The help she receives bothers Gao, a proud woman who never before had to ask anyone for help or worry about the small details of daily life. On the contrary, she used her money to help AIDS patients in China.
“I never received any donations to me personally. All the money I spent on AIDS patients was my own,” she has repeatedly said.
Two years ago, a person from Hong Kong insisted on giving her money, but she refused, asking the person instead to buy her books from the publisher and send them to the rural communities in China who Gao felt needed to understand the AIDS epidemic. Similarly, she recently asked a donor to pay for her monthly rent instead of giving the money directly to her.
Gao, who suffers from several debilitating ailments—heart disease, blood clots, and digestive issues that arise because she has only one fourth of her stomach left—needs help to cook and to get to the hospital when she has appointments. Gao has had several caretakers since she moved here, always younger women, who live with her in shifts. Sometimes the young woman is a Columbia University student. Gao is not happy with some of her companions. After all, they are well-meaning but non-professional, part-time caretakers. Gao also says she is bothered that some of them pursue what she calls Western lifestyles, which can include dating older Western men, sleeping late, or squandering money.
In addition to the young woman who lives with her, Gao relies on a group of over twenty young Chinese students or recent graduates who visit her often; yet, she claims she can take care of herself most of the time.
“I am fine being alone at home,” Gao always insists. But she is not. Last year, she was alone at home one night when she fell down and injured her head. “I had to use my hands to cover my wound and waited for several hours until my care-taker came and took me to the hospital. I am fine with suffering like this because I need to finish what I need to finish.”

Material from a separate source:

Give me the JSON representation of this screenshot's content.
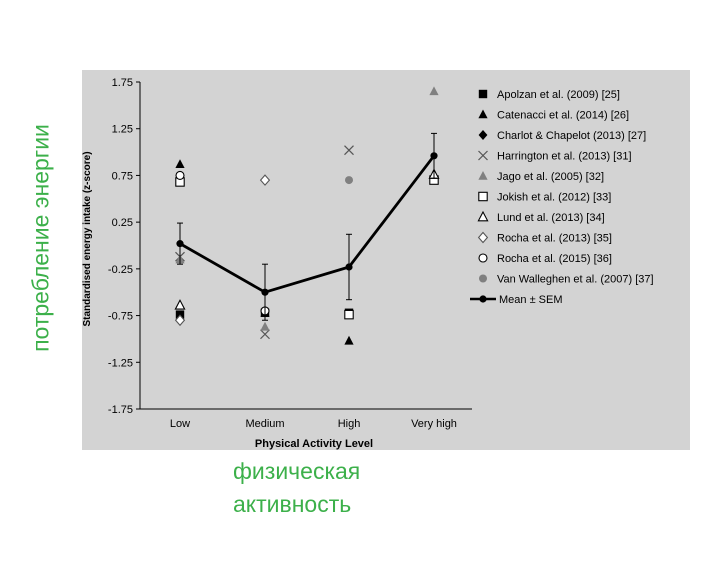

Saying “No Thanks” to the Chinese Dissident Community
While a lack of reliable help bothers Gao, unasked-for “warm hearts” bother her as well. Although Gao trusts the young Chinese people who visit her often, she does not like to receive Chinese human rights activists or other dissidents. For this reason, she is reluctant to answer her door or her phone.
“Please help me refuse that woman’s request to visit,” Gao frequently asks of her student visitors, who often help her type emails to Chinese dissidents who approach Gao.

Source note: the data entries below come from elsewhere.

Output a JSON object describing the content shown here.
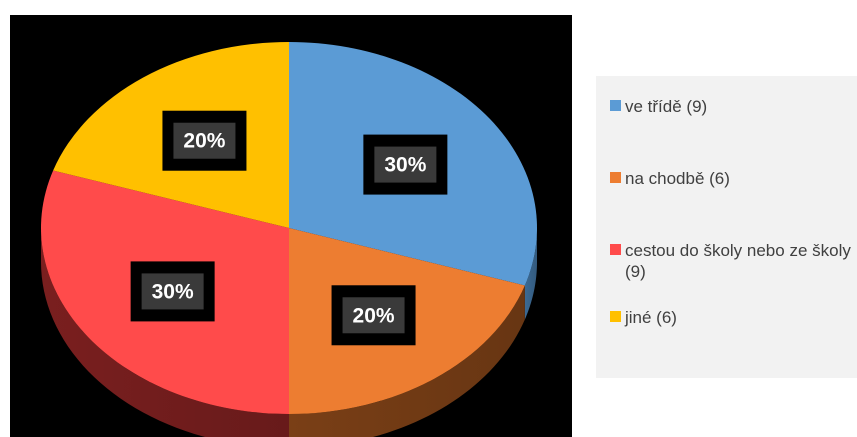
{
  "chart_data": {
    "type": "pie",
    "style": "3d",
    "categories": [
      "ve třídě (9)",
      "na chodbě (6)",
      "cestou do školy nebo ze školy (9)",
      "jiné (6)"
    ],
    "values": [
      9,
      6,
      9,
      6
    ],
    "percent_labels": [
      "30%",
      "20%",
      "30%",
      "20%"
    ],
    "colors": [
      "#5b9bd5",
      "#ed7d31",
      "#ff4b4b",
      "#ffc000"
    ],
    "side_colors": [
      "#3c6a94",
      "#7a3f16",
      "#7a1f1f",
      "#8a6800"
    ],
    "legend_position": "right",
    "title": ""
  },
  "legend": {
    "items": [
      {
        "label": "ve třídě (9)",
        "color": "#5b9bd5"
      },
      {
        "label": "na chodbě (6)",
        "color": "#ed7d31"
      },
      {
        "label": "cestou do školy nebo ze školy (9)",
        "color": "#ff4b4b"
      },
      {
        "label": "jiné (6)",
        "color": "#ffc000"
      }
    ]
  }
}
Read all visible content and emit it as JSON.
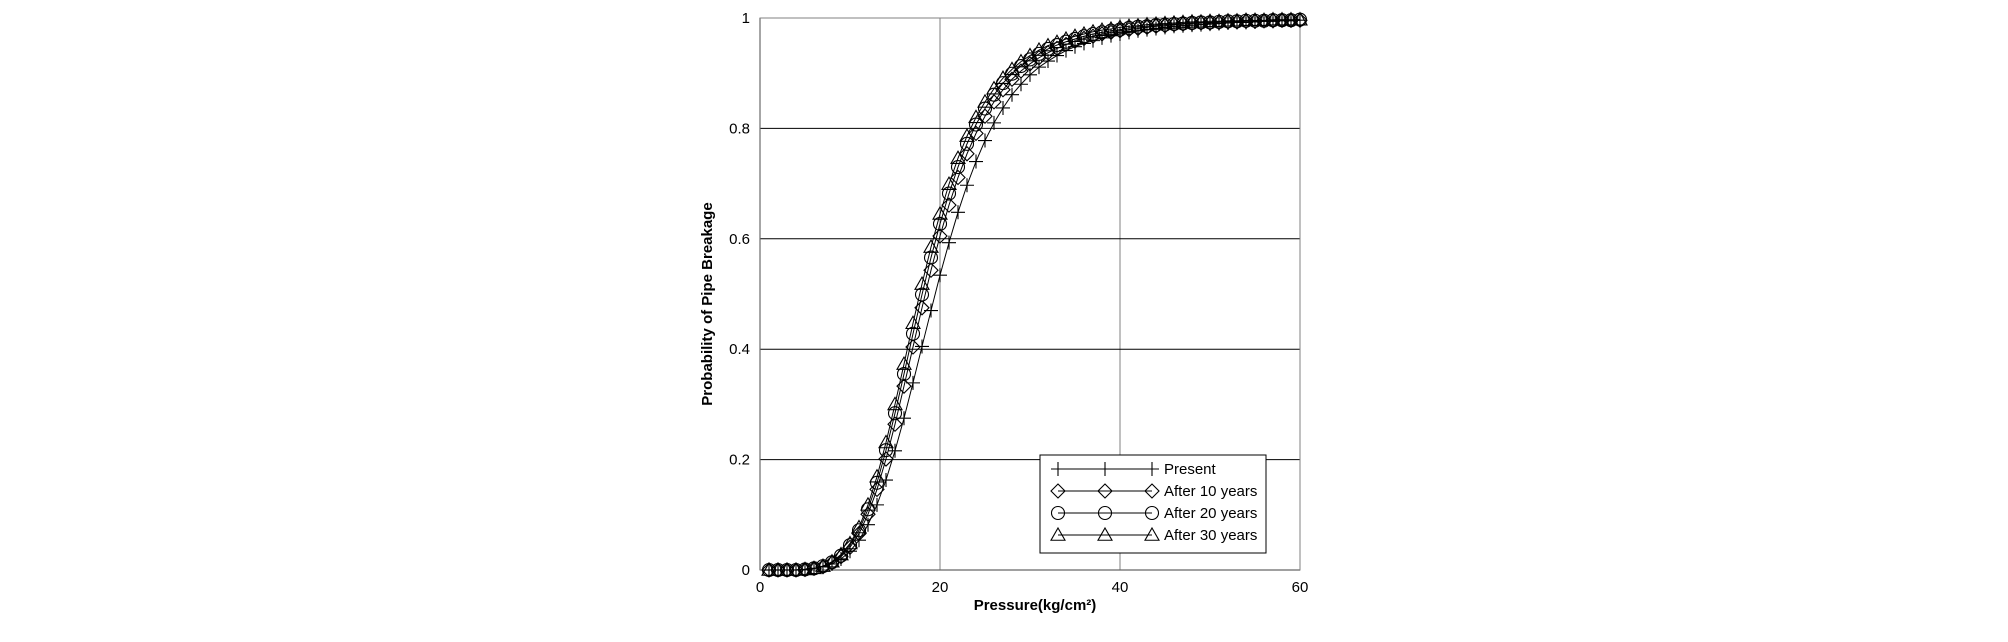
{
  "chart_data": {
    "type": "line",
    "title": "",
    "xlabel": "Pressure(kg/cm²)",
    "ylabel": "Probability of Pipe Breakage",
    "xlim": [
      0,
      60
    ],
    "ylim": [
      0,
      1
    ],
    "x_ticks": [
      0,
      20,
      40,
      60
    ],
    "y_ticks": [
      0,
      0.2,
      0.4,
      0.6,
      0.8,
      1
    ],
    "x_tick_labels": [
      "0",
      "20",
      "40",
      "60"
    ],
    "y_tick_labels": [
      "0",
      "0.2",
      "0.4",
      "0.6",
      "0.8",
      "1"
    ],
    "grid": true,
    "legend_position": "bottom-right",
    "x": [
      1,
      2,
      3,
      4,
      5,
      6,
      7,
      8,
      9,
      10,
      11,
      12,
      13,
      14,
      15,
      16,
      17,
      18,
      19,
      20,
      21,
      22,
      23,
      24,
      25,
      26,
      27,
      28,
      29,
      30,
      31,
      32,
      33,
      34,
      35,
      36,
      37,
      38,
      39,
      40,
      41,
      42,
      43,
      44,
      45,
      46,
      47,
      48,
      49,
      50,
      51,
      52,
      53,
      54,
      55,
      56,
      57,
      58,
      59,
      60
    ],
    "series": [
      {
        "name": "Present",
        "marker": "plus",
        "values": [
          0.0,
          0.0,
          0.0,
          0.0,
          0.001,
          0.003,
          0.006,
          0.011,
          0.02,
          0.034,
          0.054,
          0.082,
          0.118,
          0.163,
          0.216,
          0.275,
          0.339,
          0.405,
          0.47,
          0.534,
          0.593,
          0.648,
          0.697,
          0.74,
          0.778,
          0.81,
          0.837,
          0.861,
          0.88,
          0.897,
          0.911,
          0.922,
          0.932,
          0.941,
          0.948,
          0.954,
          0.959,
          0.964,
          0.968,
          0.971,
          0.974,
          0.977,
          0.979,
          0.981,
          0.983,
          0.985,
          0.986,
          0.987,
          0.988,
          0.989,
          0.99,
          0.991,
          0.992,
          0.992,
          0.993,
          0.994,
          0.994,
          0.995,
          0.995,
          0.996
        ]
      },
      {
        "name": "After 10 years",
        "marker": "diamond",
        "values": [
          0.0,
          0.0,
          0.0,
          0.0,
          0.001,
          0.003,
          0.006,
          0.013,
          0.024,
          0.041,
          0.066,
          0.101,
          0.146,
          0.201,
          0.264,
          0.333,
          0.404,
          0.475,
          0.543,
          0.605,
          0.661,
          0.711,
          0.754,
          0.791,
          0.822,
          0.848,
          0.87,
          0.889,
          0.904,
          0.917,
          0.928,
          0.937,
          0.945,
          0.952,
          0.958,
          0.963,
          0.967,
          0.971,
          0.974,
          0.977,
          0.979,
          0.981,
          0.983,
          0.985,
          0.986,
          0.988,
          0.989,
          0.99,
          0.991,
          0.991,
          0.992,
          0.993,
          0.993,
          0.994,
          0.994,
          0.995,
          0.995,
          0.996,
          0.996,
          0.996
        ]
      },
      {
        "name": "After 20 years",
        "marker": "circle",
        "values": [
          0.0,
          0.0,
          0.0,
          0.0,
          0.001,
          0.003,
          0.007,
          0.014,
          0.026,
          0.045,
          0.072,
          0.11,
          0.158,
          0.217,
          0.284,
          0.355,
          0.428,
          0.499,
          0.566,
          0.627,
          0.682,
          0.73,
          0.772,
          0.807,
          0.836,
          0.861,
          0.882,
          0.899,
          0.913,
          0.925,
          0.935,
          0.944,
          0.951,
          0.957,
          0.962,
          0.967,
          0.971,
          0.974,
          0.977,
          0.979,
          0.982,
          0.984,
          0.985,
          0.987,
          0.988,
          0.989,
          0.99,
          0.991,
          0.992,
          0.992,
          0.993,
          0.994,
          0.994,
          0.995,
          0.995,
          0.995,
          0.996,
          0.996,
          0.996,
          0.997
        ]
      },
      {
        "name": "After 30 years",
        "marker": "triangle",
        "values": [
          0.0,
          0.0,
          0.0,
          0.0,
          0.001,
          0.003,
          0.007,
          0.015,
          0.028,
          0.048,
          0.077,
          0.118,
          0.169,
          0.231,
          0.3,
          0.373,
          0.447,
          0.518,
          0.585,
          0.645,
          0.699,
          0.746,
          0.786,
          0.82,
          0.848,
          0.872,
          0.891,
          0.907,
          0.921,
          0.932,
          0.942,
          0.95,
          0.956,
          0.962,
          0.967,
          0.971,
          0.975,
          0.978,
          0.98,
          0.983,
          0.985,
          0.986,
          0.988,
          0.989,
          0.99,
          0.991,
          0.992,
          0.993,
          0.993,
          0.994,
          0.994,
          0.995,
          0.995,
          0.996,
          0.996,
          0.996,
          0.997,
          0.997,
          0.997,
          0.997
        ]
      }
    ]
  }
}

Since Gao moved to Manhattan, she says that many from the “1989 [Tiananmen uprising] dissidents” group and Falun Gong, which claims to be a religious group and is known for opposing the Chinese Comunist Party, have tried to approach her, but she has always declined.
“Let me tell you, yes, some officials of the Chinese Communist Party sometimes lie, but those who are against it can lie as well,” she said. “Politics is not that simple.”
In Gao’s eyes, there are many Chinese activists in the U.S. using politics and the suffering of poor people as tools to bring themselves money and advantage. That is not a community where she feels she belongs. Gao does not side with either the Chinese Communist Party or political dissidents. She prefers to focus on helping those suffering from AIDS in the existing—and ignored—AIDS villages in rural China. But she feels powerless to do anything for them, and feels her life in the U.S. becoming more and more meaningless. In fact, in organizing events about children with AIDS in China, she started to realize this is simply not an “attractive enough” topic even among Chinese students in New York.
For Gao, living in the U.S. is the same as “living in degradation,” and to live in a nursing home—a suggestion made by some of her American friends—is even more degrading.
“I prefer to draw a perfect period for my life,” Gao said.